4 minute read

역전파 학습법을 이용한 심층 신경망 학습

import time
import numpy as np

유틸리티 함수

def _t(x):
    return np.transpose(x)

def _m(A, B):
    return np.matmul(A, B)

Sigmoid 구현

class Sigmoid:
    def __init__(self):
        self.last_o = 1

    def __call__(self, x):
        self.last_o = 1 / (1.0 + np.exp(-x))
        return self.last_o

    def grad(self): # sigmoid(x)(1-sigmoid(x))
        return self.last_o * (1 - self.last_o)

Mean Squared Error 구현

class MeanSquaredError:
    def __init__(self):
        # gradient
        self.dh = 1
        self.last_diff = 1        

    def __call__(self, h, y): # 1/2 * mean ((h - y)^2)
        self.last_diff = h - y
        return 1 / 2 * np.mean(np.square(h - y))

    def grad(self): # h - y
        return self.last_diff

뉴런 구현

class Neuron:
    def __init__(self, W, b, a_obj):
        # Model parameters
        self.W = W
        self.b = b
        self.a = a_obj()
        
        # gradient
        self.dW = np.zeros_like(self.W)
        self.db = np.zeros_like(self.b)
        self.dh = np.zeros_like(_t(self.W))
        
        self.last_x = np.zeros((self.W.shape[0]))
        self.last_h = np.zeros((self.W.shape[1]))

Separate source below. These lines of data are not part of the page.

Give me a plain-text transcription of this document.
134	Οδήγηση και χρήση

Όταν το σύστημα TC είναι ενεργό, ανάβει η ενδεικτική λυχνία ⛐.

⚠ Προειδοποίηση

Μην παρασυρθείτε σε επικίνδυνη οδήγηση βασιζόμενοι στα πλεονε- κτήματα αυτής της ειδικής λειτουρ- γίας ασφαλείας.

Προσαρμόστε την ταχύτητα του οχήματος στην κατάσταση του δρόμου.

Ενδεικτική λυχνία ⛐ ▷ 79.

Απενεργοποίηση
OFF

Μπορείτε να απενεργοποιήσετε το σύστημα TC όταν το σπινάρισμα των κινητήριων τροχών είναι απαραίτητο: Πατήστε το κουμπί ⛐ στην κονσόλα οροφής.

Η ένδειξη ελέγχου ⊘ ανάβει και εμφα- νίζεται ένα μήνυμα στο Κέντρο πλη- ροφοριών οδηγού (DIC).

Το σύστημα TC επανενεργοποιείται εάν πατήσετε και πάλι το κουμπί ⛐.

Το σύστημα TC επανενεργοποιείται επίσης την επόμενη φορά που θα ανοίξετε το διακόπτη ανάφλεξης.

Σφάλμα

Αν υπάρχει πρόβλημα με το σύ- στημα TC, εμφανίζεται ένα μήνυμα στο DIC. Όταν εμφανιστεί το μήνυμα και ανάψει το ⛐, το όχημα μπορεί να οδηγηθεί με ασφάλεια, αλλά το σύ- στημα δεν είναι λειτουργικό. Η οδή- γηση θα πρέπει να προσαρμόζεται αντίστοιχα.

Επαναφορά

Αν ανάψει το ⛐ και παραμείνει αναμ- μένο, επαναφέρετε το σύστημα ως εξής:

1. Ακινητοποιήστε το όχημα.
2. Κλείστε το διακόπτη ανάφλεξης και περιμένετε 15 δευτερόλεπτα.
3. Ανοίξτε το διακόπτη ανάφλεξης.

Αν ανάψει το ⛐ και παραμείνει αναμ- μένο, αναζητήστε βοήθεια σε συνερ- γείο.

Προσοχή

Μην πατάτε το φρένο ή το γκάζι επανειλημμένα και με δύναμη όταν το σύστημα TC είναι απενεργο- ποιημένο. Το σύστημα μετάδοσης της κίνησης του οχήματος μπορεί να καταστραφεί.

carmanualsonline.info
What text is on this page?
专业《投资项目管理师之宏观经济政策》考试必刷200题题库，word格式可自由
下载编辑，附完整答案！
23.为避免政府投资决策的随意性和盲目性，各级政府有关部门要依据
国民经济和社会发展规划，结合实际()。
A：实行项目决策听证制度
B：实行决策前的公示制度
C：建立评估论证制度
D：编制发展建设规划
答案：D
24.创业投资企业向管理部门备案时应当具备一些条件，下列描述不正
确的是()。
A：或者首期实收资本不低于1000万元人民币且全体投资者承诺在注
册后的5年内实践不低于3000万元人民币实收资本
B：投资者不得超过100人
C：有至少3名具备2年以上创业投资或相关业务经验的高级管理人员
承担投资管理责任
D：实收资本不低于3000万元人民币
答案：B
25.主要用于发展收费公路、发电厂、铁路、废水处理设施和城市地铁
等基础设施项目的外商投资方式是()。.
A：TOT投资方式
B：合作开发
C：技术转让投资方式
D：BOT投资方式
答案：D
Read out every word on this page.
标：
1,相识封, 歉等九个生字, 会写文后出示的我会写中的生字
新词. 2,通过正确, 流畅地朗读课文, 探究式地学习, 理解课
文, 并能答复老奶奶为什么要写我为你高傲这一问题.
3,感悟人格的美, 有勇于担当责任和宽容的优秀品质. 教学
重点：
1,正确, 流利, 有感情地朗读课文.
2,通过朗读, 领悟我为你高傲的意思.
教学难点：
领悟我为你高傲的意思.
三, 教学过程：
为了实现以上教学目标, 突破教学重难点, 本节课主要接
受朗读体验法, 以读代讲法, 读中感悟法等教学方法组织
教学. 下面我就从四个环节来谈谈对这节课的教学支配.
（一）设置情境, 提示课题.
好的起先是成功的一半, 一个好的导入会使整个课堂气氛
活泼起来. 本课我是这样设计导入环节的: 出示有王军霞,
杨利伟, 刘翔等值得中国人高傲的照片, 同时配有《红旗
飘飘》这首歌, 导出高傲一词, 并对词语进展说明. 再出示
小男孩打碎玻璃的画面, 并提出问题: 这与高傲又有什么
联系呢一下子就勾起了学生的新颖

    def __call__(self, x):
        self.last_x = x
        self.last_h = _m(_t(self.W), x) + self.b
        return self.a(self.last_h)

    def grad(self): # dy/dh = W
        return self.W * self.a.grad()

    def grad_W(self, dh):
        grad = np.ones_like(self.W)
        grad_a = self.a.grad()
        for j in range(grad.shape[1]): # dy/dw = x
            grad[:, j] = dh[j] * grad_a[j] * self.last_x
        return grad

    def grad_b(self, dh): # dy/dh = 1
        return dh * self.a.grad()

심층신경망 구현

class DNN:
    def __init__(self, hidden_depth, num_neuron, input, output, activation=Sigmoid):
        def init_var(i, o):
            return np.random.normal(0.0, 0.01, (i, o)), np.zeros((o,))

        self.sequence = list()
        # First hidden layer
        W, b = init_var(input, num_neuron)
        self.sequence.append(Neuron(W, b, activation))

        # Hidden Layers
        for index in range(hidden_depth):
            W, b = init_var(num_neuron, num_neuron)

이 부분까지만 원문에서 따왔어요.